Neukölln unterm Regenbogen

Nasser el-Ahmad aus Berlin war 15 Jahre alt, als seine aus dem Libanon stammenden Eltern von seiner Homosexualität erfuhren. Er wurde von seiner Familie mit dem Tod bedroht, misshandelt und schließlich entführt, um im Libanon zwangsverheiratet zu werden. Nur mit Glück konnte er entkommen (Jungle World 14/2015).
Inzwischen ist el-Ahmad 18 Jahre alt und hat den Schutz der Anonymität verlassen, um öffentlich gegen Homophobie zu kämpfen. Am Sonntag haben deutlich über 1 000 Menschen an einer von ihm organisierten Demonstration gegen Homophobie und Intoleranz teilgenommen. Unter dem Motto »Wir haben das Recht, so zu leben, wie wir sind – nämlich ohne Homophobie« zogen sie durch den Berliner Bezirk Neukölln.
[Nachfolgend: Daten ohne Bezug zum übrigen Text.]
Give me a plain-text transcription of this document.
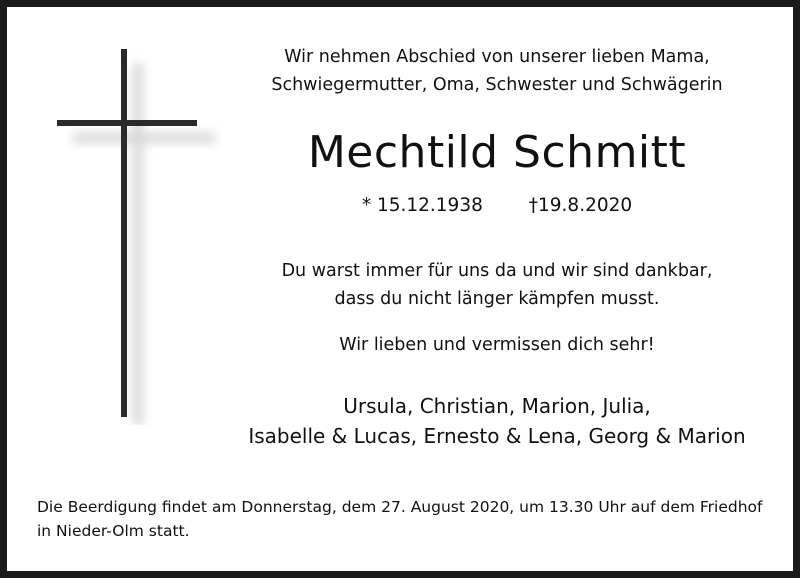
Wir nehmen Abschied von unserer lieben Mama,
Schwiegermutter, Oma, Schwester und Schwägerin
Mechtild Schmitt
* 15.12.1938 †19.8.2020
Du warst immer für uns da und wir sind dankbar,
dass du nicht länger kämpfen musst.
Wir lieben und vermissen dich sehr!
Ursula, Christian, Marion, Julia,
Isabelle & Lucas, Ernesto & Lena, Georg & Marion
Die Beerdigung findet am Donnerstag, dem 27. August 2020, um 13.30 Uhr auf dem Friedhof
in Nieder-Olm statt.
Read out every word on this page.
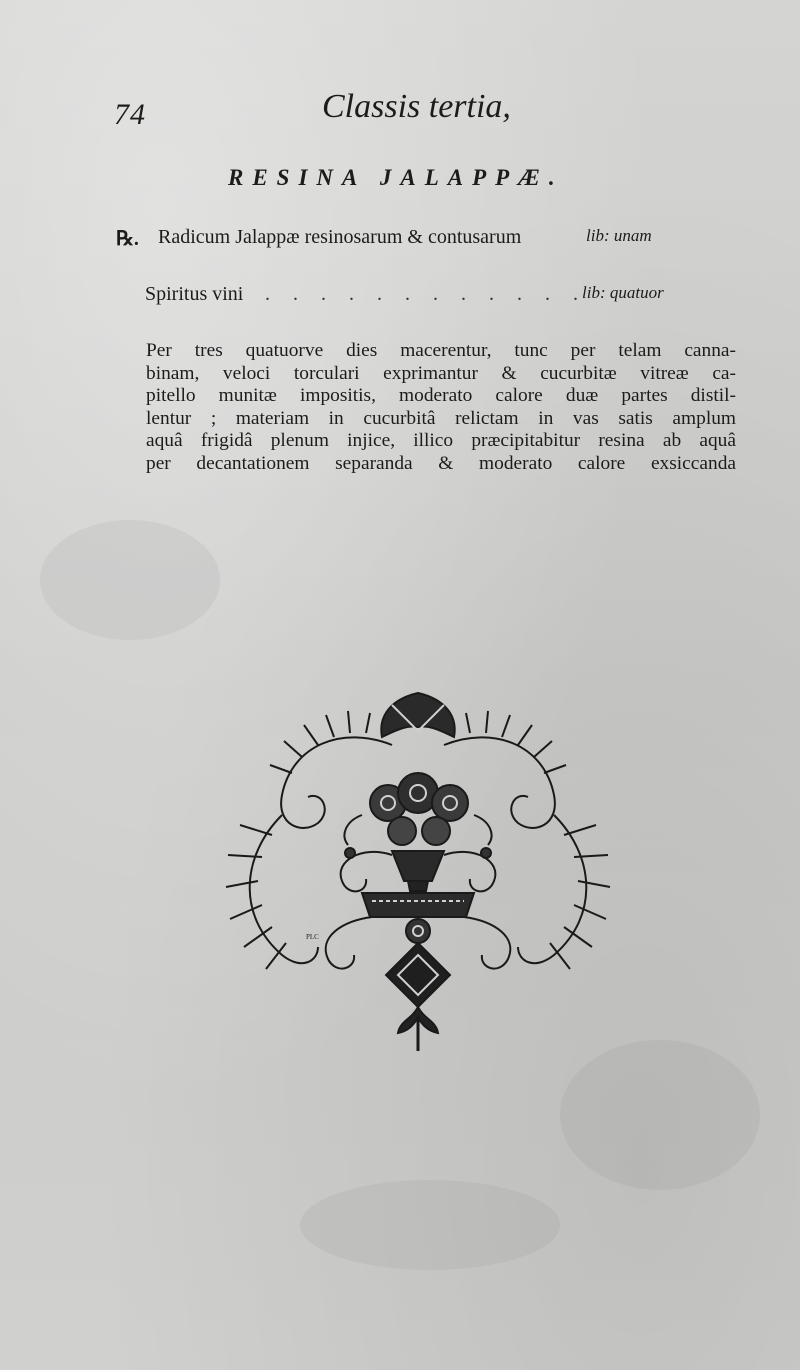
74	Classis tertia,
RESINA JALAPPÆ.
℞. Radicum Jalappæ resinosarum & contusarum	lib: unam
Spiritus vini . . . . . . . . . . . .
lib: quatuor
Per tres quatuorve dies macerentur, tunc per telam canna-
binam, veloci torculari exprimantur & cucurbitæ vitreæ ca-
pitello munitæ impositis, moderato calore duæ partes distil-
lentur ; materiam in cucurbitâ relictam in vas satis amplum
aquâ frigidâ plenum injice, illico præcipitabitur resina ab aquâ
per decantationem separanda & moderato calore exsiccanda
PLC
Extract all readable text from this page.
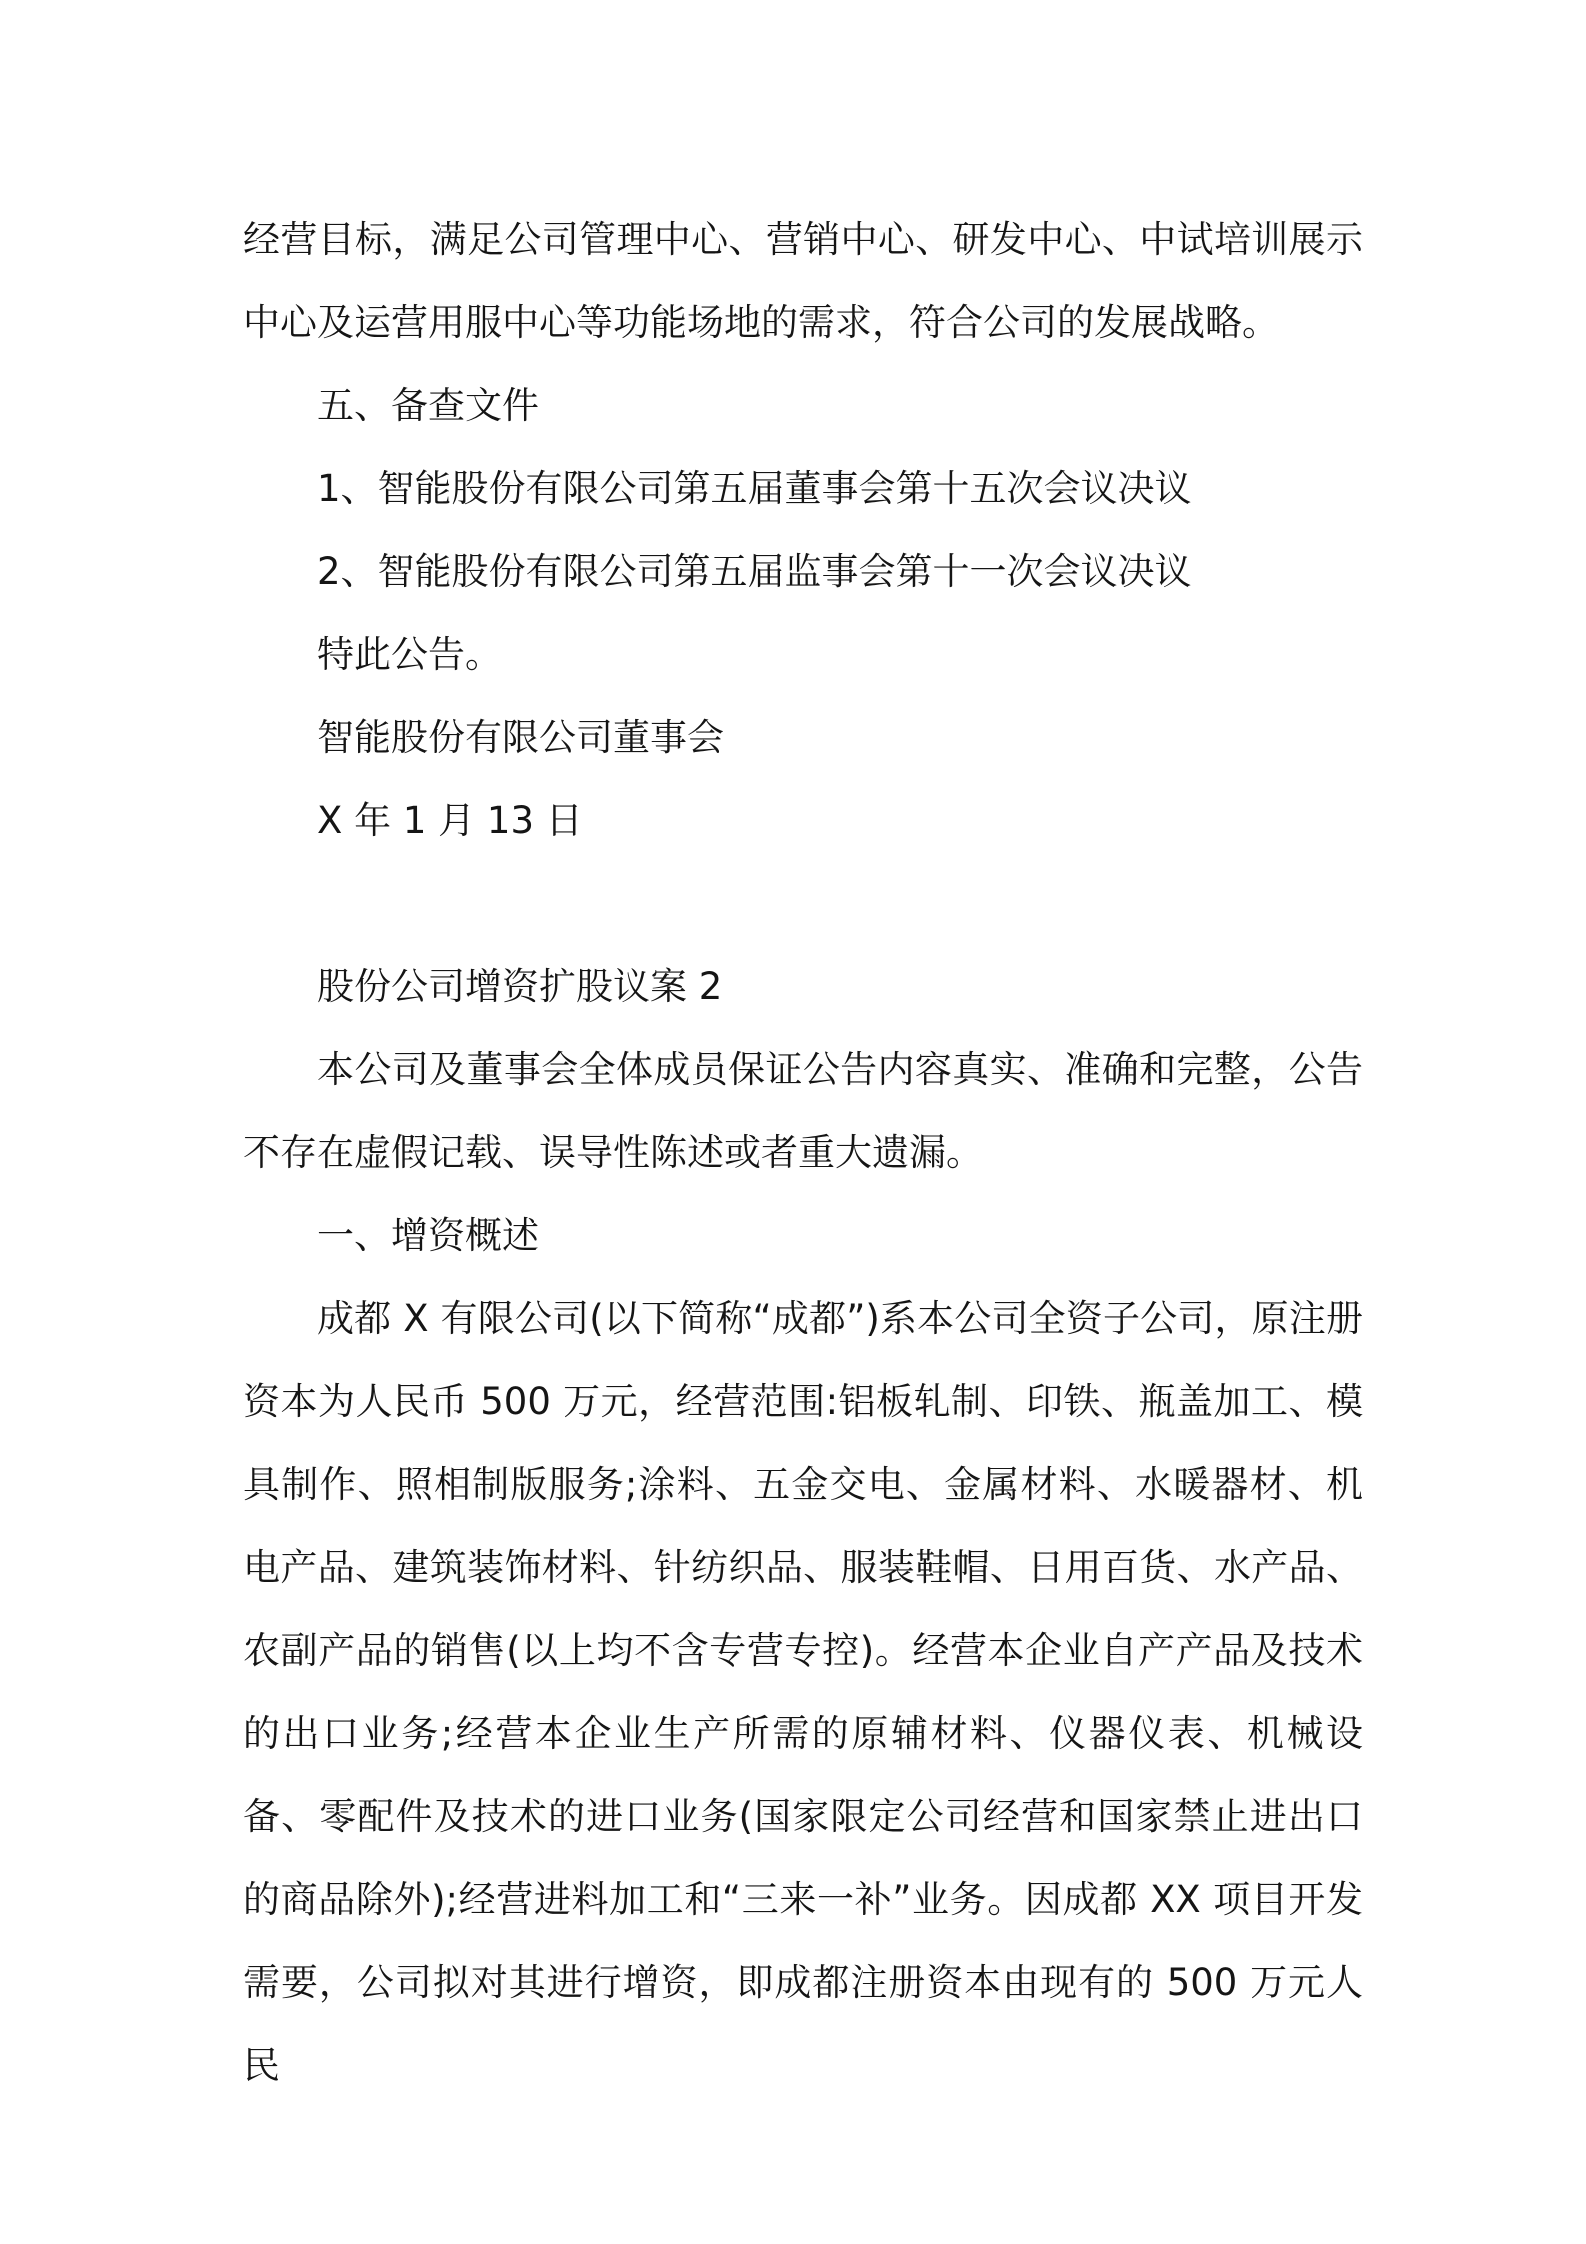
经营目标，满足公司管理中心、营销中心、研发中心、中试培训展示中心及运营用服中心等功能场地的需求，符合公司的发展战略。

五、备查文件

1、智能股份有限公司第五届董事会第十五次会议决议

2、智能股份有限公司第五届监事会第十一次会议决议

特此公告。

智能股份有限公司董事会

X 年 1 月 13 日

股份公司增资扩股议案 2

本公司及董事会全体成员保证公告内容真实、准确和完整，公告不存在虚假记载、误导性陈述或者重大遗漏。

一、增资概述

成都 X 有限公司(以下简称“成都”)系本公司全资子公司，原注册资本为人民币 500 万元，经营范围:铝板轧制、印铁、瓶盖加工、模具制作、照相制版服务;涂料、五金交电、金属材料、水暖器材、机电产品、建筑装饰材料、针纺织品、服装鞋帽、日用百货、水产品、农副产品的销售(以上均不含专营专控)。经营本企业自产产品及技术的出口业务;经营本企业生产所需的原辅材料、仪器仪表、机械设备、零配件及技术的进口业务(国家限定公司经营和国家禁止进出口的商品除外);经营进料加工和“三来一补”业务。因成都 XX 项目开发需要，公司拟对其进行增资，即成都注册资本由现有的 500 万元人民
Zwischen Regenbogenfahnen waren auch die Linkspartei, die Grünen und die Jungen Liberalen sichtbar, Mitglieder von Pegida-Ablegern wurden zu Beginn zum Verlassen der Demonstration aufgefordert. El-Ahmad möchte offenbar gerade auch unter Muslimen für Akzeptanz werben, er präsentierte sich in einem T-Shirt mit der Aufschrift »I’m Muslim & gay« und wandte sich explizit gegen »antimuslimischen Rassismus«; es gelte, gegen Homophobie zu kämpfen und nicht gegen Religion. Gegen beides zu kämpfen, wäre zwar noch schöner, aber el-Ahmads Forderung »Homosexualität und Islam passen zusammen« ist pragmatisch wohl auch wichtig, schließlich können Betroffene wie er nicht auf das Absterben der Religion warten. Die Demonstration verlief friedlich, auch wenn es zu Pöbeleien durch einige Passanten und Anwohner kam. Diese erhielten mit Sprechchören wie »Analer Orgasmus – Jetzt! Jetzt! Jetzt!« die angemessene Antwort. Die Route war mit acht Kilometern Länge ehrgeizig, dem sonnigen Frühlingswetter sei Dank schafften es mehrere Hundert Demonstranten bis zur Abschlusskundgebung am Hermannplatz. Für den 15. Oktober ist bereits eine Nachfolgedemonstration geplant.